While raising money for capital investment may seem challenging, you can think of it as a worthwhile pursuit. If you work hard enough to turn your business into a profit-earning asset, eventually in the future, you’ll have more than enough to raise a return on your investment. But you need to start by looking for these capital funding sources.

With that said, here are three alternative ways to raise capital for your business:

 

  1. Bridging Loan

A bridging loan is one of the best short-term loans for entrepreneurs who intend to raise enough capital for their business. As its name suggests, it’s a financial bridge to cover any expenses at the time of business application and property acquisition. This is especially helpful if the mortgage and other long-term loan applications haven’t been approved yet.

Here are reasons why you should consider applying for a bridging loan:

  • It can help you fund a new property purchase. Some entrepreneurs prefer to buy their own business property first so they won’t have to rent. This is especially the case for those who are starting a big business. A bridging loan is one of the options you can use for funding the purchase of a new property.
  • It’s great for funding renovations. If your new property requires renovation, a bridging loan is great for this purpose.
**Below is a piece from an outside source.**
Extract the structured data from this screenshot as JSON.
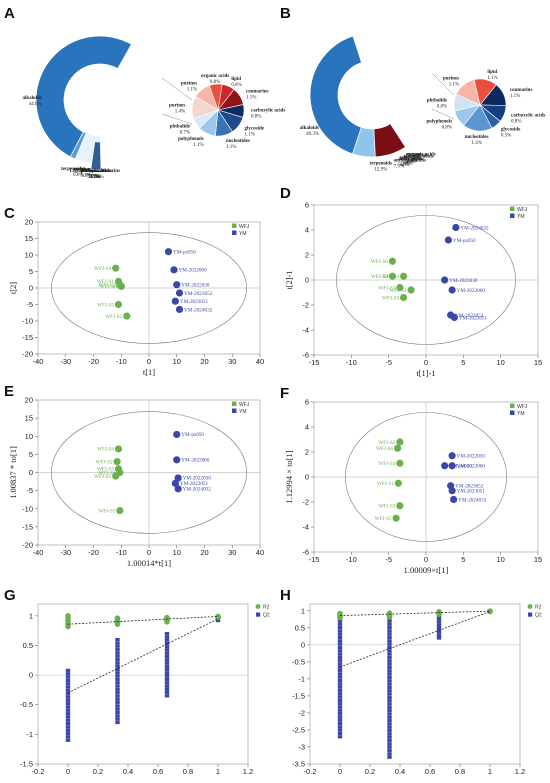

Bridging loans can be arranged quickly, so it can fill up the short-term funding gap before a traditional mortgage can be secured for the business.
  • It can help you survive the delays of mortgage applications. Even if you may have your documents ready, there are still instances when you may experience delays in your mortgage applications. The amount you can get from the bridging loan can cover the dead air or period between the purchase of the property and the mortgage approval.

Like any other type of loan, however, bridging loans are also influenced by factors like interest, cost of acquisition, and inflation.

 

  1. Crowdfunding

As its name suggests, with crowdfunding, people will fund the money you need for your startup capital, rather than a bank or one to two investors. Once you receive the funds you need to fuel your business venture, you can launch your project immediately. Most of these crowdfunding campaigns happen over the Internet, as there are now many apps and websites solely for crowdfunding.

Generally, funds earned from crowdfunding can come in the forms of donations, equity, debt and rewards.

The biggest challenge with crowdfunding, however, is convincing potential backers and sponsors that your business is worth funding. While success may not always be guaranteed, it’s still worth a try, even if it means getting a smaller amount than expected.

 

  1. Bootstrapping

Bootstrapping work for entrepreneurs who already have an existing business or money saved up, with capital to use for a new business they intend to start. Essentially, this involves stretching resources and finances, to be able to maximize purchasing power. Many investors recommend bootstrapping to be the first choice of capitalization funding for many businesses, as it’s also the safest. You’re not indebted to any institution, and you have full control over your finances.

But, if your current finances are already stretched out, bootstrapping can also be a lot more challenging. Here are some tips to smoothen out the bootstrapping process for you:

  • Research your market and competition, just so you can ensure that you have a target market for your business, and that all your financial efforts won’t simply end down the drain.
  • Create buzz early on, so you can speed up your return-on-investment period. Even when you haven’t launched your products yet, create teasers and other marketing ads just to create some noise about your product’s arrival.

 

Conclusion

In an ideal world, an entrepreneur like yourself will have enough finances and capital for the materialization of their business pursuits. But this isn’t always the case. Unless you’re extremely financially stable or you’ve been left with a grand inheritance, you’ll be in the same situation as other starting entrepreneurs who need to find other options to finance their business’ needed capital. The choices above are some of the best alternative options. With each having its respective pros and cons, the final decision is up to you as you’ll need to consider your needs and preferences.